Snapshot: Dr. Brian Annex
Annex would graduate from State University of New York at Stony Brook in 1981 with a degree in biochemistry and start at Yale University School of Medicine that year. He completed his internal medicine residency at Tufts-New England Medical Center in Boston, his cardiology fellowship at Duke University Medical Center in Durham followed by an interventional cardiology fellowship at William Beaumont Hospital in Royal Oaks, Michigan. He would join the faculty at Duke for 15 years, where he became vice chief for research and director of vascular medicine in the Division of Cardiovascular Medicine before moving to the University of Virginia School of Medicine in 2008 as chief of the Division of Cardiovascular Medicine and George A. Beller/Lantheus Medical Imaging Distinguished Professor of Cardiovascular Medicine. At UVA, he helped develop regional collaborations with other health systems and physicians, worked to strengthen clinical and basic science research and served as medical director of the UVA Health System’s Heart and Vascular Service Line.
He is a consulting editor for Circulation Research and the Journal of Clinical Investigation, an editorial board member of the Society for Vascular Medicine’s journal Vascular Medicine and an associate editor for the Journal of the American College of Cardiology: Basic to Translational Science.
He is secretary/treasurer for the Association of Professors of Cardiology; has chaired the American Heart Association’s National Research Program, a subcommittee of the National Research Council; has reviewed applications for the National Heart, Lung, and Blood Institute’s Outstanding Investigator Award; and has served on multiple National Institutes of Health study sections.
He was elected to the prestigious, 134-year old Association of American Physicians, for leading physician-scientists in the United States, Canada and beyond, in 2015. He is a fellow of the American College of Cardiology, American Heart Association and the Society for Vascular Medicine.
In the last 20 years he has had a leadership role in about 20 clinical trial initiatives, most exploring new treatment options for peripheral artery disease. The trials range from giving patients growth factor from the liver, an organ that can successfully regenerate itself, including making more functional new blood vessels, to comparative studies of the benefits of exercise versus angioplasty to improve blood flow and reduce leg pain.

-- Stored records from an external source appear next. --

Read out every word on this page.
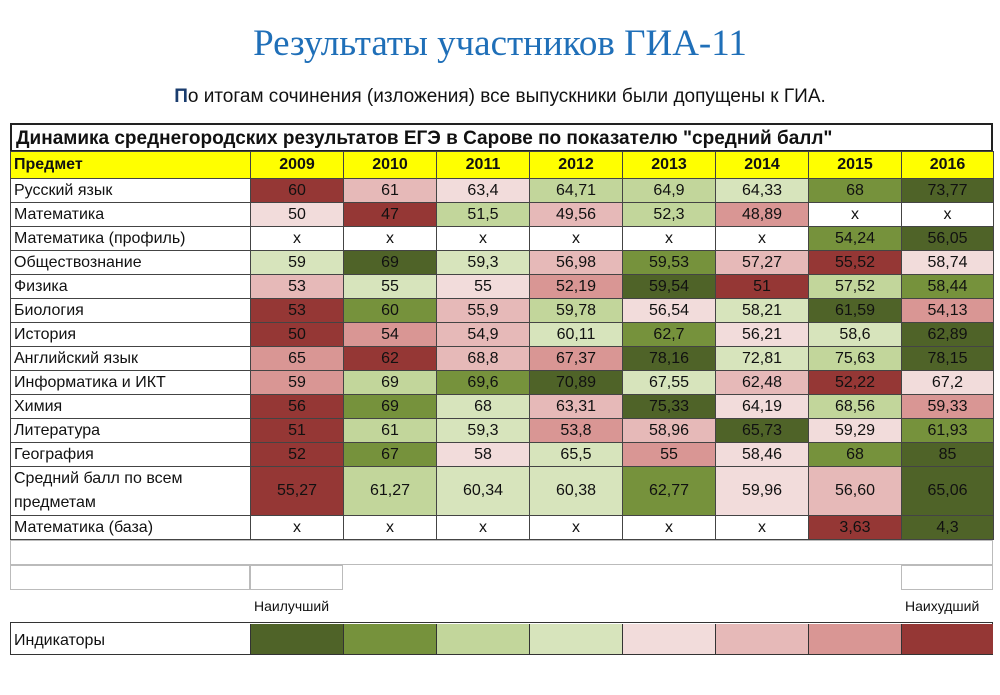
Результаты участников ГИА-11
По итогам сочинения (изложения) все выпускники были допущены к ГИА.
Динамика среднегородских результатов ЕГЭ в Сарове по показателю "средний балл"
Предмет	2009	2010	2011	2012	2013	2014	2015	2016
Русский язык	60	61	63,4	64,71	64,9	64,33	68	73,77
Математика	50	47	51,5	49,56	52,3	48,89	x	x
Математика (профиль)	x	x	x	x	x	x	54,24	56,05
Обществознание	59	69	59,3	56,98	59,53	57,27	55,52	58,74
Физика	53	55	55	52,19	59,54	51	57,52	58,44
Биология	53	60	55,9	59,78	56,54	58,21	61,59	54,13
История	50	54	54,9	60,11	62,7	56,21	58,6	62,89
Английский язык	65	62	68,8	67,37	78,16	72,81	75,63	78,15
Информатика и ИКТ	59	69	69,6	70,89	67,55	62,48	52,22	67,2
Химия	56	69	68	63,31	75,33	64,19	68,56	59,33
Литература	51	61	59,3	53,8	58,96	65,73	59,29	61,93
География	52	67	58	65,5	55	58,46	68	85
Средний балл по всем предметам	55,27	61,27	60,34	60,38	62,77	59,96	56,60	65,06
Математика (база)	x	x	x	x	x	x	3,63	4,3
Наилучший	Наихудший
Индикаторы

His basic science lab, which is already up and running in Augusta, also has been continuously funded for about two decades. The new J. Harold Harrison, MD, Distinguished University Chair in Vascular Medicine brings five NIH grants to MCG, is currently principal investigator on two grants, PI on another multi-PI grant and a collaborator on two others.
Like the old adage he learned early of prove it before you say it, his latest NIH grant could provide more insight into why vascular endothelial growth factor, a natural signal for blood vessel growth that has been a logical focus of many studies trying to promote such, has so far failed to help patients and maybe what to do about that.
His group also will study microRNAs to try to harvest the power of good inflammation to treat peripheral artery disease.